Ce journal, c’est « Le Figaro » (impossible de viser « Libération », on ne tire pas sur une ambulance). Il y a une dizaine de jours, à propos du Festival de Cannes et de sa présidente, la journaliste Marie-Noëlle Tranchant se demandait, grave question, si Quentin Tarantino pourrait recevoir le vote d’Isabelle Huppert pour le film qu’il présente en compétition. En effet, au début, la chère Isabelle avait été pressentie pour jouer dans le film en question. L’affaire était tombée à l’eau, parce qu’au premier rendez-vous avec le réalisateur, la vedette avait oublié de venir ; qu’au deuxième, elle s’était pointée en retard ; et qu’ensuite, elle avait chipoté à propos du scénario et de son rôle. Si bien que Tarantino avait laissé tomber et engagé quelqu’un d’autre.

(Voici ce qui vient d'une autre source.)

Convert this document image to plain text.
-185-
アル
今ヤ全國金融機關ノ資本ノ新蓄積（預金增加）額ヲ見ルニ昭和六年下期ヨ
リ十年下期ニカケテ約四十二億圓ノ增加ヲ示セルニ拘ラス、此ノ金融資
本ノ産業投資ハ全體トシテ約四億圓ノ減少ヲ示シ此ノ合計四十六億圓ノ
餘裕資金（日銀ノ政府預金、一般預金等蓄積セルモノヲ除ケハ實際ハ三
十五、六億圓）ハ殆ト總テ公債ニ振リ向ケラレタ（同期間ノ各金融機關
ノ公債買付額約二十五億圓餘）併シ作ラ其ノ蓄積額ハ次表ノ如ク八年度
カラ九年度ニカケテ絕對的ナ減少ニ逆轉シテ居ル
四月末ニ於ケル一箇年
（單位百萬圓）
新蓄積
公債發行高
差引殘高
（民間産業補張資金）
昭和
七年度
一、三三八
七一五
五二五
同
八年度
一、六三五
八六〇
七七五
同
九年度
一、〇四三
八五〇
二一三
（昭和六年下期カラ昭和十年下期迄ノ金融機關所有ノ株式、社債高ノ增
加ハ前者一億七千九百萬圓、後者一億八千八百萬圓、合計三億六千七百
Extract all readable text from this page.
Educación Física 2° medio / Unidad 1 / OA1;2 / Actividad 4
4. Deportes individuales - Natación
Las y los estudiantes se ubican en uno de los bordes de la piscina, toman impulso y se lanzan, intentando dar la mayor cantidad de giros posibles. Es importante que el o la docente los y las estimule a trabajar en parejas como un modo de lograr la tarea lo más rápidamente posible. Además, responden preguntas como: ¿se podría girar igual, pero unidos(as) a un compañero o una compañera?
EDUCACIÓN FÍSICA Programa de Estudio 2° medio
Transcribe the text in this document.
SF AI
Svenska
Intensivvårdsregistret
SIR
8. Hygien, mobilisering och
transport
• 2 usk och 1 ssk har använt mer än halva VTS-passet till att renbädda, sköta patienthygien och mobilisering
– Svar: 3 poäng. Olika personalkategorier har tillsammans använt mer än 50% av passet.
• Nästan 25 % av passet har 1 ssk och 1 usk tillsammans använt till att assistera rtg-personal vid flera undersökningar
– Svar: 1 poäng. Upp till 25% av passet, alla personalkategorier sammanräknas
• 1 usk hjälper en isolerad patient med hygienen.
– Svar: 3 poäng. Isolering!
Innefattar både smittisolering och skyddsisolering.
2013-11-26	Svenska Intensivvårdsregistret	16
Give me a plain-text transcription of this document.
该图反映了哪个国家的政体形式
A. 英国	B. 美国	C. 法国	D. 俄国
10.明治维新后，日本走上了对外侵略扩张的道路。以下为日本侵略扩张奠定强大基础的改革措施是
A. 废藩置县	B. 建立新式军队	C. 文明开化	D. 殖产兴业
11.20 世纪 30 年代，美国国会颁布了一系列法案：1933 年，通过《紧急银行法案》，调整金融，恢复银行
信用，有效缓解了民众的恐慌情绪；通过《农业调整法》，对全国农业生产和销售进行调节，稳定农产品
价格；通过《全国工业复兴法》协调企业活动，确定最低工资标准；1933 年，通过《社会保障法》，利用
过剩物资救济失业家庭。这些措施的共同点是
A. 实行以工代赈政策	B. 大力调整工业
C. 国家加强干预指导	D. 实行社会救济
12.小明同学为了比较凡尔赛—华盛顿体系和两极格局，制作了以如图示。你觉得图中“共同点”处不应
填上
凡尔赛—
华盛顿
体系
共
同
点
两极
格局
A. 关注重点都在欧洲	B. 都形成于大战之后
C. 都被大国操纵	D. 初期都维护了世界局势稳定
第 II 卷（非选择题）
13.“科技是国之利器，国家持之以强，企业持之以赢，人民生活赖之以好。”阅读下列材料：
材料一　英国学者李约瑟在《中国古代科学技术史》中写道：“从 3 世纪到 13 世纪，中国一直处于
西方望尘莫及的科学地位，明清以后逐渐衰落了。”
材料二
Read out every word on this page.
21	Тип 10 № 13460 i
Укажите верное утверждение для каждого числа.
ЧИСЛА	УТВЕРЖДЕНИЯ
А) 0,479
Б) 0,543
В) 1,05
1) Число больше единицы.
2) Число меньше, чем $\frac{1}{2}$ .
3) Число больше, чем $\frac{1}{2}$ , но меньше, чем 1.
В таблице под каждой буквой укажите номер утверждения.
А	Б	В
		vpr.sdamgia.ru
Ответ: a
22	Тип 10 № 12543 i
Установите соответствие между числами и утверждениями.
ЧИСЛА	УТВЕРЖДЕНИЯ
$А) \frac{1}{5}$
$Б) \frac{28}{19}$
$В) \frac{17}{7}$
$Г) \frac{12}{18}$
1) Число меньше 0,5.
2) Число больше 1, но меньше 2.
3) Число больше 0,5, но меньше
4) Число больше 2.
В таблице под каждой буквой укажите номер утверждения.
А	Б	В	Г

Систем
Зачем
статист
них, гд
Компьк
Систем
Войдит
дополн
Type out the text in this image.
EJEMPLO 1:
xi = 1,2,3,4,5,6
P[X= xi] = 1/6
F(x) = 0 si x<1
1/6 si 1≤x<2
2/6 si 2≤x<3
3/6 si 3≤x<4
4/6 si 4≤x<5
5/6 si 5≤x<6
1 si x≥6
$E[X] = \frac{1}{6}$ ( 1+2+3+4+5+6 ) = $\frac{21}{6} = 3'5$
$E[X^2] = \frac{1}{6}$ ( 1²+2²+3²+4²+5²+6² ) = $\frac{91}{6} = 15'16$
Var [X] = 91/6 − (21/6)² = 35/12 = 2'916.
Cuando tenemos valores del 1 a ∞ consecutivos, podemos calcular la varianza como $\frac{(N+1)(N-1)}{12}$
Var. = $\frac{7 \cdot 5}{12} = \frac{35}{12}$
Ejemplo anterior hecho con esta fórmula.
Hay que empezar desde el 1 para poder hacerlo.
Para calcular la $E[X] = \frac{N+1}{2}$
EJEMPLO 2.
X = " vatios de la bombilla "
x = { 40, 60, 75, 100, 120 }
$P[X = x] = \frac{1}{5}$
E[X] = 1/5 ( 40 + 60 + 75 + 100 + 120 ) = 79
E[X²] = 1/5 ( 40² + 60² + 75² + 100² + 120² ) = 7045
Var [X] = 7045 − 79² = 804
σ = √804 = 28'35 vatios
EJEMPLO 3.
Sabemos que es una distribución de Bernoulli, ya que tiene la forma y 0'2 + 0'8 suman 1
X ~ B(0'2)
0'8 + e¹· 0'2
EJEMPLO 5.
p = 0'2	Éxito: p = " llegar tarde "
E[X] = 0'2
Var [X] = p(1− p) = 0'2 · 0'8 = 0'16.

Ce terrible cas de conscience qui se pose à madame Huppert est résumé par la journaliste via cette expression qui conclut son article : « Délicate balance ». Hélas, en français, cette expression ne veut rien dire ! Trop cultivée sans doute, la journaliste a repris le titre d’une pièce d’Edward Albee, jouée en 1966, et dont Tony Richardson a fait un film en 1973. Mais il s’agissait d’un titre en anglais, Delicate balance, sans accent sur la première voyelle ! Or il faut se méfier des apparentes similitudes entre mots anglais et mots français – les fameux faux amis. Et, dans le cas présent, balance en anglais ne désigne pas une balance au sens français et doit être traduit par équilibre, pour ceux qui ont vu ou lu la pièce. En fin de compte, il s’agit d’un « équilibre instable ». Ce qui n’a plus aucun rapport avec la situation initiale d’Isabelle Huppert supposée hésiter dans son vote.